Victor Medina always dreamed of joining the military. But a sudden explosion during his third tour of combat overseas changed his life changed forever. As he dealt with the horrible ramifications of TBI, he helped set up a website called TBI Warrior, which serves as a resource to those dealing with combat-related brain injuries. For his bravery, strength and concern for others, we’re glad to highlight Victor Medina as our August Teach Believe Inspire honoree.
- See why we chose Victor.
The Brain Injury Law Center is highlighting author Lyrysa Smith this month. Lyrysa’s book, A Normal Life, tells the story of the brain injury her sister suffered that changed the lives of her family forever. Lyrysa combines her journalism background with the intensely personal nature of her family’s struggles to tell a compelling story that will resonate with anyone affected by a brain injury, directly or indirectly.
In June, we feature Linda Arms. Linda is the creator of The Brain Fairy, a website that acts as a resource to people suffering from brain injuries. Linda suffered a brain injury herself in an accident nearly a decade ago and was forced to adapt to a life much different than it was before. Simple tasks became difficult and multitasking became impossible. Once she had her bearings, Linda decided to help others who were put in similar situations.
For May, we bring you the story of Ann Boriskie. Ann was a mother of three with a successful career when she was in a car accident in 1998. Doctors didn’t know it at the time, but she suffered a brain injury. As Ann began to grabble with the fact that she was now a different person, she tested her own limits and refused to be a victim. Ann founded the Brain Injury Peer Visitor Association to help brain injury sufferers and those who care for them get the support she didn’t have in her own recovery.

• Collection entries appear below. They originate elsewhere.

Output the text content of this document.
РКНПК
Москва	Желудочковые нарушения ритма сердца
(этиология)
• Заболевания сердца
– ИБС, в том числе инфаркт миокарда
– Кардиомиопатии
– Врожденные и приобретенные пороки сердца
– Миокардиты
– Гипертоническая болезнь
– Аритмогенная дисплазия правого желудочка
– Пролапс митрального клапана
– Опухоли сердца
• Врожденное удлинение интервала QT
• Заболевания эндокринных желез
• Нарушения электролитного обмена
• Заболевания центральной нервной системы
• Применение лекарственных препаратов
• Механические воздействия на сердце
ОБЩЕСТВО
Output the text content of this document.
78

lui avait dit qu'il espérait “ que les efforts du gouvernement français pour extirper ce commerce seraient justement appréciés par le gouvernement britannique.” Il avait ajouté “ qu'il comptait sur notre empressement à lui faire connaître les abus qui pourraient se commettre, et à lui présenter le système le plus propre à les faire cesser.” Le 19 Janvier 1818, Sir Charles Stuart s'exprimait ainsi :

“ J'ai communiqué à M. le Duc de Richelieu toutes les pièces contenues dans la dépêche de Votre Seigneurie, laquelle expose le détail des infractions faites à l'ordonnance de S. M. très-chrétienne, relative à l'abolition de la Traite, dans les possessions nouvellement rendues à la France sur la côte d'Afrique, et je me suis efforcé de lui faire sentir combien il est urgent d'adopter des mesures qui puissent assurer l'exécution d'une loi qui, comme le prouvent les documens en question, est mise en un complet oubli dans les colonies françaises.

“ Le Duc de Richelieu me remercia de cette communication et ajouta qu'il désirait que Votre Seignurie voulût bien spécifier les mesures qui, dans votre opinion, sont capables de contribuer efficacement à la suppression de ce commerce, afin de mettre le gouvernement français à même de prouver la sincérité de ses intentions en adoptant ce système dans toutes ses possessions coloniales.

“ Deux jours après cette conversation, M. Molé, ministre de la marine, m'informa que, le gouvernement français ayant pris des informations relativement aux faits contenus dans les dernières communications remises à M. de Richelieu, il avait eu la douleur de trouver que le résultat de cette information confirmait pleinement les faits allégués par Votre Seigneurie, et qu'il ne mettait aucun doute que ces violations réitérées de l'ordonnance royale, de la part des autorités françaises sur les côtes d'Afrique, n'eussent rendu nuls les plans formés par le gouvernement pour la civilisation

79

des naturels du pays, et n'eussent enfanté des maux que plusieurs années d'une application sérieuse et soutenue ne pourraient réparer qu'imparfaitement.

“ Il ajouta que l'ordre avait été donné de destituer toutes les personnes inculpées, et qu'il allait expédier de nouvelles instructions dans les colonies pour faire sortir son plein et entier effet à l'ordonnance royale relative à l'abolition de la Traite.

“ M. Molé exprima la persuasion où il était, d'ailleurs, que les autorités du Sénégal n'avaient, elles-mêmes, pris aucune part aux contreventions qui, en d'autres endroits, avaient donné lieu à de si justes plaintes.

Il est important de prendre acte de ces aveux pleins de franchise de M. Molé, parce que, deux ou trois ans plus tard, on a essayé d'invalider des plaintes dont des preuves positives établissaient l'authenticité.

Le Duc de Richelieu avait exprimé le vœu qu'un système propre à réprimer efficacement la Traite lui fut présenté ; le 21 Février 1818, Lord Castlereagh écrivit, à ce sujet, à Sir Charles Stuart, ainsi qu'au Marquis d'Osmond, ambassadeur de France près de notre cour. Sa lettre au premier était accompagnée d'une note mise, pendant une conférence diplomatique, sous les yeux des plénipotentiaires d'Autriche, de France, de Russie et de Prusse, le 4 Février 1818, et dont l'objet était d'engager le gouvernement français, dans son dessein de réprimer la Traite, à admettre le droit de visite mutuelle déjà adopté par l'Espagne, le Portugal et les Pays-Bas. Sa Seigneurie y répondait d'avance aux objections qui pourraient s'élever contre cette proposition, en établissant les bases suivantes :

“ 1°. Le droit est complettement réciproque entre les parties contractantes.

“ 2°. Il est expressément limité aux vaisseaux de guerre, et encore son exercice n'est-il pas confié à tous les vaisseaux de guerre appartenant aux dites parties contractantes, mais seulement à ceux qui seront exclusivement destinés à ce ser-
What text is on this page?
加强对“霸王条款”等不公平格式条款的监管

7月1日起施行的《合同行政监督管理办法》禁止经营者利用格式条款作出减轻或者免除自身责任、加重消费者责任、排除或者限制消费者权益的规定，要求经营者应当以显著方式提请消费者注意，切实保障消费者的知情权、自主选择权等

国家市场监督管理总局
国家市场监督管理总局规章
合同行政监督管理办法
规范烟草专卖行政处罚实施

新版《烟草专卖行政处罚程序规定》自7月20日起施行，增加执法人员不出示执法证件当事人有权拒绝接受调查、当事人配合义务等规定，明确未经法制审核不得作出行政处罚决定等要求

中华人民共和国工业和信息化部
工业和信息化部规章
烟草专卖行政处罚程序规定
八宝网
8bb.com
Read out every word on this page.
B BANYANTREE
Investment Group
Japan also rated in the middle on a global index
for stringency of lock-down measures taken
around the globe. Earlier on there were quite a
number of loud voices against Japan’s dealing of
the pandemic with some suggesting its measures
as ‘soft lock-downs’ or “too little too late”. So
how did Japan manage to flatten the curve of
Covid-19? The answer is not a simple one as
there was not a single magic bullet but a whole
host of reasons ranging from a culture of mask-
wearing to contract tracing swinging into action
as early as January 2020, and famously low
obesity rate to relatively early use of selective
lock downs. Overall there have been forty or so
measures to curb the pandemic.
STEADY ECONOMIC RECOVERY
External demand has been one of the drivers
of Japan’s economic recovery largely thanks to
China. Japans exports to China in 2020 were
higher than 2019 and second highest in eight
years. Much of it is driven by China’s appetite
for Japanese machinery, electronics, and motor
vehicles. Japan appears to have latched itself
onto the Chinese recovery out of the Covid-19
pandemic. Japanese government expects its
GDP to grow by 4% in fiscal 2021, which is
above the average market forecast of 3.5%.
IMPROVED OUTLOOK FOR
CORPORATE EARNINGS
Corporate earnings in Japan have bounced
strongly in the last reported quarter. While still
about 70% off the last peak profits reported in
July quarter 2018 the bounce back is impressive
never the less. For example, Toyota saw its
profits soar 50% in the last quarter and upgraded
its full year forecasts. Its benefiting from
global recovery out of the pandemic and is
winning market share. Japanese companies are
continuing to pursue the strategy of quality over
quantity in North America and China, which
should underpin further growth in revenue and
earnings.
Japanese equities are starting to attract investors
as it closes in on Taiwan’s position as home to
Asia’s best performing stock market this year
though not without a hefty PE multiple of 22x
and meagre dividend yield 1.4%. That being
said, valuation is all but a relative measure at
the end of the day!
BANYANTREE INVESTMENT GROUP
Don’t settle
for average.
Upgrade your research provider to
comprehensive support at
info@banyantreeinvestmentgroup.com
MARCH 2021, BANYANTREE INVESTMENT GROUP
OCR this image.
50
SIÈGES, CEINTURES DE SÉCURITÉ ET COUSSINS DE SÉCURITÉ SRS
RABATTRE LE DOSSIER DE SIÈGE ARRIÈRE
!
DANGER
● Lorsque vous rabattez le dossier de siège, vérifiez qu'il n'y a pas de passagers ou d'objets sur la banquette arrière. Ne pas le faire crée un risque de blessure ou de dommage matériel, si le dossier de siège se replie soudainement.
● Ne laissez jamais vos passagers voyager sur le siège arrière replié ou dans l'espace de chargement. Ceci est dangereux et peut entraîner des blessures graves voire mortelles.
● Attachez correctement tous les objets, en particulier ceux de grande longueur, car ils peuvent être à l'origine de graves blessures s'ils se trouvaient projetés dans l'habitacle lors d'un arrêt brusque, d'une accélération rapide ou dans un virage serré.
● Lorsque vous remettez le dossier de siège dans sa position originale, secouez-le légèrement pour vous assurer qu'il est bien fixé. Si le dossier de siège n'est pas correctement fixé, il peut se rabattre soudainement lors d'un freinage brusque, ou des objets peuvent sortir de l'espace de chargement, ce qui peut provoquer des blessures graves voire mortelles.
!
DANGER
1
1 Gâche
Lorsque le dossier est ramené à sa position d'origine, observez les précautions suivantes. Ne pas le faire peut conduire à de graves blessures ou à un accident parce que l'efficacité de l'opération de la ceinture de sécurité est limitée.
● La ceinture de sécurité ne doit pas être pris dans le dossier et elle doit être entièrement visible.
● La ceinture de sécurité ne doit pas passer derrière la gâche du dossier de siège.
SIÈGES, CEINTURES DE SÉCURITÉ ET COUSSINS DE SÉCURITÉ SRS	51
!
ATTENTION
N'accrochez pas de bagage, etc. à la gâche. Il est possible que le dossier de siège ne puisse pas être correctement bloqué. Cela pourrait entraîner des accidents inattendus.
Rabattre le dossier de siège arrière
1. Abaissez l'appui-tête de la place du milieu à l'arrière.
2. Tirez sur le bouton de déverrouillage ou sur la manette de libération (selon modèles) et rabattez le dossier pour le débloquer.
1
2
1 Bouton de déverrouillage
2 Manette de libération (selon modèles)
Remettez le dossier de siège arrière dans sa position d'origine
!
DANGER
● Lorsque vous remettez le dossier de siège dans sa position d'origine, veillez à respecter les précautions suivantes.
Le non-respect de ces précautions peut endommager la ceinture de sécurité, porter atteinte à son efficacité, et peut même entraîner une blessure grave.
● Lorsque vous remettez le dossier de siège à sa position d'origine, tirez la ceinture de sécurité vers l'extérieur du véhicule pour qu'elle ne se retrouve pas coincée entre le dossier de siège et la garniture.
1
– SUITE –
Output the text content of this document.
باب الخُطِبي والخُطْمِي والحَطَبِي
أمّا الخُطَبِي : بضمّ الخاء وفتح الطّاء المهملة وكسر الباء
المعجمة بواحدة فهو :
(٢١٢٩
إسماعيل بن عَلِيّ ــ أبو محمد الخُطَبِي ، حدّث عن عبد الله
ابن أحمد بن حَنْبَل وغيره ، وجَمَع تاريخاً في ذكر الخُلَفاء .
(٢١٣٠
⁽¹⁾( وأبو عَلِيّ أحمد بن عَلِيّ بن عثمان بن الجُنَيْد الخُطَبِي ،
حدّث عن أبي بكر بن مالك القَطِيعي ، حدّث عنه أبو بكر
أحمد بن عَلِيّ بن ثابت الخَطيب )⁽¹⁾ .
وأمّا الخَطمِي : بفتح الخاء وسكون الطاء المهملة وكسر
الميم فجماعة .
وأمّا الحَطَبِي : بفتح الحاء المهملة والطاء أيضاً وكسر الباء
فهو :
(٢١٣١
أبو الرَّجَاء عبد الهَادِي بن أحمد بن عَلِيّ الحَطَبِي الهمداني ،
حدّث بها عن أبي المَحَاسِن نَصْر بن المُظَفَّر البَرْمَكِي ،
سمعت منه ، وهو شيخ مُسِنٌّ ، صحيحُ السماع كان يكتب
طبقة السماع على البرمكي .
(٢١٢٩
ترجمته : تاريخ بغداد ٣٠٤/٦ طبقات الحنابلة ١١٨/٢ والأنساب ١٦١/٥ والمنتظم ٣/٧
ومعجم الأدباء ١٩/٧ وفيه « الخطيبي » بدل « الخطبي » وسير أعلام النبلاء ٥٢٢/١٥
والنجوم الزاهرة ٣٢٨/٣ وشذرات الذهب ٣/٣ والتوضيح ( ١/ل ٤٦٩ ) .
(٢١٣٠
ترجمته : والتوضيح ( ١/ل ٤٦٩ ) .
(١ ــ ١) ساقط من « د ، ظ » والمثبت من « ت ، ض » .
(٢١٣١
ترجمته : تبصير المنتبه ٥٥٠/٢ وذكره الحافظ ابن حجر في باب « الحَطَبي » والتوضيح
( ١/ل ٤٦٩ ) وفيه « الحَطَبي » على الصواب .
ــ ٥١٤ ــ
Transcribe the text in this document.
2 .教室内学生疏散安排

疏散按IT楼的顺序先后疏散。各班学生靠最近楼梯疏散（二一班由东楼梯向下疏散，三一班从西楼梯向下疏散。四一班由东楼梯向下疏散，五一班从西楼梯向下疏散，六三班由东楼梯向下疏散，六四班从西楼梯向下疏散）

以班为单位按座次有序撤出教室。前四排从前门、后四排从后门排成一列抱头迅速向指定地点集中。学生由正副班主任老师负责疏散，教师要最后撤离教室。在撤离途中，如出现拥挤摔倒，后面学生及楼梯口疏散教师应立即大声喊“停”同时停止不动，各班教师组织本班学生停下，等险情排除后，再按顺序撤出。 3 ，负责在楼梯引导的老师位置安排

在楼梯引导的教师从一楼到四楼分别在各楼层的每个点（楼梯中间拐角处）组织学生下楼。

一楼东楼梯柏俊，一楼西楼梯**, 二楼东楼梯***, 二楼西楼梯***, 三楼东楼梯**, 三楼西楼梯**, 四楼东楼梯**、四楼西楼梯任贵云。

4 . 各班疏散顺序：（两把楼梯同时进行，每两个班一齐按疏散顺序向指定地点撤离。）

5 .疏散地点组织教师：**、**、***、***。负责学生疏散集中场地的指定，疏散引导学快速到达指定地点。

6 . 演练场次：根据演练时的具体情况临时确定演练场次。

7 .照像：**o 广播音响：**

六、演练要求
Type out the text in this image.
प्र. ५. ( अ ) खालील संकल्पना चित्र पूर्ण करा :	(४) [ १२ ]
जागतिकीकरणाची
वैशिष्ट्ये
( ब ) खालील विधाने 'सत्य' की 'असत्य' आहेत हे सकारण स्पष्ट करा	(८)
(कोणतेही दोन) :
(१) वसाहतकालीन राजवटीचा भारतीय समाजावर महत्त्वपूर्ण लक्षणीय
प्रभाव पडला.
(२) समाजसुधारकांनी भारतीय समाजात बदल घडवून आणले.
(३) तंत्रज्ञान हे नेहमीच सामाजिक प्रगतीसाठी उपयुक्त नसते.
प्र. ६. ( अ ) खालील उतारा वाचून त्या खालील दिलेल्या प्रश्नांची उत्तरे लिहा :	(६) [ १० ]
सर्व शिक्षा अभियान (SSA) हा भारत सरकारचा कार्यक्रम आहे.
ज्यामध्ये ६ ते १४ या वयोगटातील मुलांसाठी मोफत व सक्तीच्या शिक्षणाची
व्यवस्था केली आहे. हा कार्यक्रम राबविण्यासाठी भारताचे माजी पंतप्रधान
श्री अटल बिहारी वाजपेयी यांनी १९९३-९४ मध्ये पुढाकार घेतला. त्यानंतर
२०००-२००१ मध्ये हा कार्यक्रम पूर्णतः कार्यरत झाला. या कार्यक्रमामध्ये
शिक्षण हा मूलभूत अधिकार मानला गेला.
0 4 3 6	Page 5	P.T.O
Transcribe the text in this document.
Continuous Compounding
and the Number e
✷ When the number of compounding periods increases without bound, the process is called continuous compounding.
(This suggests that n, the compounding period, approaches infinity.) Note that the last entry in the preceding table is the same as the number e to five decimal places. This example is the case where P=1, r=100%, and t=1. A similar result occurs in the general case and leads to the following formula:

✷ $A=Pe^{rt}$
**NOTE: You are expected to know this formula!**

This month, we highlight Gary Schopmeyer, a talented drummer who survived a horrific car crash in 2010. When he awoke from a five-day coma, Gary was diagnosed with a brain injury. He thought he might never play drums again. But not only has he continued to play — he shares his enthusiasm with others as a drum instructor, using the instrument and its rhythms for their therapeutic value.
- See why we chose Gary.
For March, we have selected Nicole Wight as the recipient of our Teach Believe Inspire award. What happened to Nicole in 2006 was every parent’s nightmare. A car accident left her mother dead and her two young children seriously injured. Due to his injuries, the son Nicole is raising is much different from the boy he once was. But there is nothing stronger than a mother’s love, and Nicole is using her experience to help other parents raising children with brain injuries.
- See more about why we chose Nicole.
To coincide with our new TBI Network, the Brain Injury Law Center is highlighting one person each month who is making huge strides in the TBI community. The recipient of our Teach Believe Inspire award for February 2015 is Janna Leyde, who has cared for her father since he suffered a brain injury when she was a child. She is a writer who recently released her second book.
For our first-ever Teach Believe Inspire award, we selected Abby Maslin, a young woman whose husband suffered a brain injury during a robbery on a Washington, D.C. street in 2012. The injury turned life upside-down for the couple, and Abby turned to the Internet for support and to document her husband’s recovery. Through all the hardship, Abby says she learned to take nothing for granted.